Thank you. The last question for today is coming from Charles Duncan of Cantor Fitzgerald. Please go ahead.

Hey, good morning everyone. So thanks for taking my questions. I have just a couple of quick ones. For 2680, for you know, if you think about the future for NDA enabling purposes, and given the, you know, potential safety and waning activity of another agent in the class, what is the length of exposure that you are expecting to be a minimum? Is it three, six, or 12 months, or some other period to rule out safety and rule in durable efficacy?
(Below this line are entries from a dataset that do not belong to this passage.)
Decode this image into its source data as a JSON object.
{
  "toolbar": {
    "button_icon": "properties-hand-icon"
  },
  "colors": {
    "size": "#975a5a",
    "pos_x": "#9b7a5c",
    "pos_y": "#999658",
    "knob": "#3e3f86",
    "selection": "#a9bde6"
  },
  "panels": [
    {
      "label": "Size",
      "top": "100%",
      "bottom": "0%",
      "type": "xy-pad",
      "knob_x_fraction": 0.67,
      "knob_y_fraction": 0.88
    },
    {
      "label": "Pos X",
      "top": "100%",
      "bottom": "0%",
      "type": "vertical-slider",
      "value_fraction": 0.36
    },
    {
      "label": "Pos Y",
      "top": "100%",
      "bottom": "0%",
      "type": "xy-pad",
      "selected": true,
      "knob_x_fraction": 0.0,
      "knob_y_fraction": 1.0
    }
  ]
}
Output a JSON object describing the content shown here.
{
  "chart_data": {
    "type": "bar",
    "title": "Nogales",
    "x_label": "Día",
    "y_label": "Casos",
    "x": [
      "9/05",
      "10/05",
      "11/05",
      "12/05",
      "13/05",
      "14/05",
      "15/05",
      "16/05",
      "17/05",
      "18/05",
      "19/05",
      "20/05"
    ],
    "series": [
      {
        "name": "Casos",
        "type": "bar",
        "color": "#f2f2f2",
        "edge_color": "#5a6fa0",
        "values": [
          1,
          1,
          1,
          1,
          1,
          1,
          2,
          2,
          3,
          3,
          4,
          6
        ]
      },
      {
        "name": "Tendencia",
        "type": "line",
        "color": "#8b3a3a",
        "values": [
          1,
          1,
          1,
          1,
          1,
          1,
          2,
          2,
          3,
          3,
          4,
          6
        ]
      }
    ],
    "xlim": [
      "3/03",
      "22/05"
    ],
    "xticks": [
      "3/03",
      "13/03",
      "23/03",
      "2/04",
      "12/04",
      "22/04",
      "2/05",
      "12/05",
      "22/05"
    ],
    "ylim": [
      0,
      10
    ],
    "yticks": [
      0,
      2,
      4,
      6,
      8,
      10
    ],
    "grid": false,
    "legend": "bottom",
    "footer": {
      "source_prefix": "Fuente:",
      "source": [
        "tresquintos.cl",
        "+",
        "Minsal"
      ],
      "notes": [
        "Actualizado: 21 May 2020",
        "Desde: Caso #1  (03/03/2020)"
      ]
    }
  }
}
Yeah, obviously as we move forward, you know, and plan our Phase 2 program. We'll be meeting with the agency to discuss those plans. And our belief is that, you know, those discussions will inform the length of both our Phase 2 as well as our Phase 3 program as we move forward.

That makes sense. Last question. Regarding visual disturbances in the human volunteers, and I know it's a very small sample, But I guess I'm wondering if you would speculate on there being a pharmacological target or is that just really a sporadic observation and how normal humans could be different than NT1 patients if there is a target or some reason to wonder about that? Thanks.

Yeah. Interestingly, we've only seen the visual disturbances in healthy volunteers. Once again, we've only seen before out of a denominator of 80 healthy volunteers. These were sort of mild adverse events that were transient, largely just blurred vision and increased light sensitivity. In terms of mechanism, I think at this point in time, it's obviously something that we're evaluating and monitoring for. And we haven't seen any visual disturbances in patients today.

Got it. Thanks for taking the question.

Thank you. At this time, I'd like to turn the floor back over to Ms. Coombs for closing comments.

Thanks, Donna. Thanks, everyone, for joining us on the call today. A copy of the prepared remarks is now posted on our website in case any portions were inaudible and you'd like to reference that. It's on the events section of the website. Please don't hesitate to reach out to us at the company if we can be helpful. Thank you very much.

Ladies and gentlemen, thank you for your participation. This concludes today's event. You may disconnect your line to log off the webcast and enjoy the rest of your day.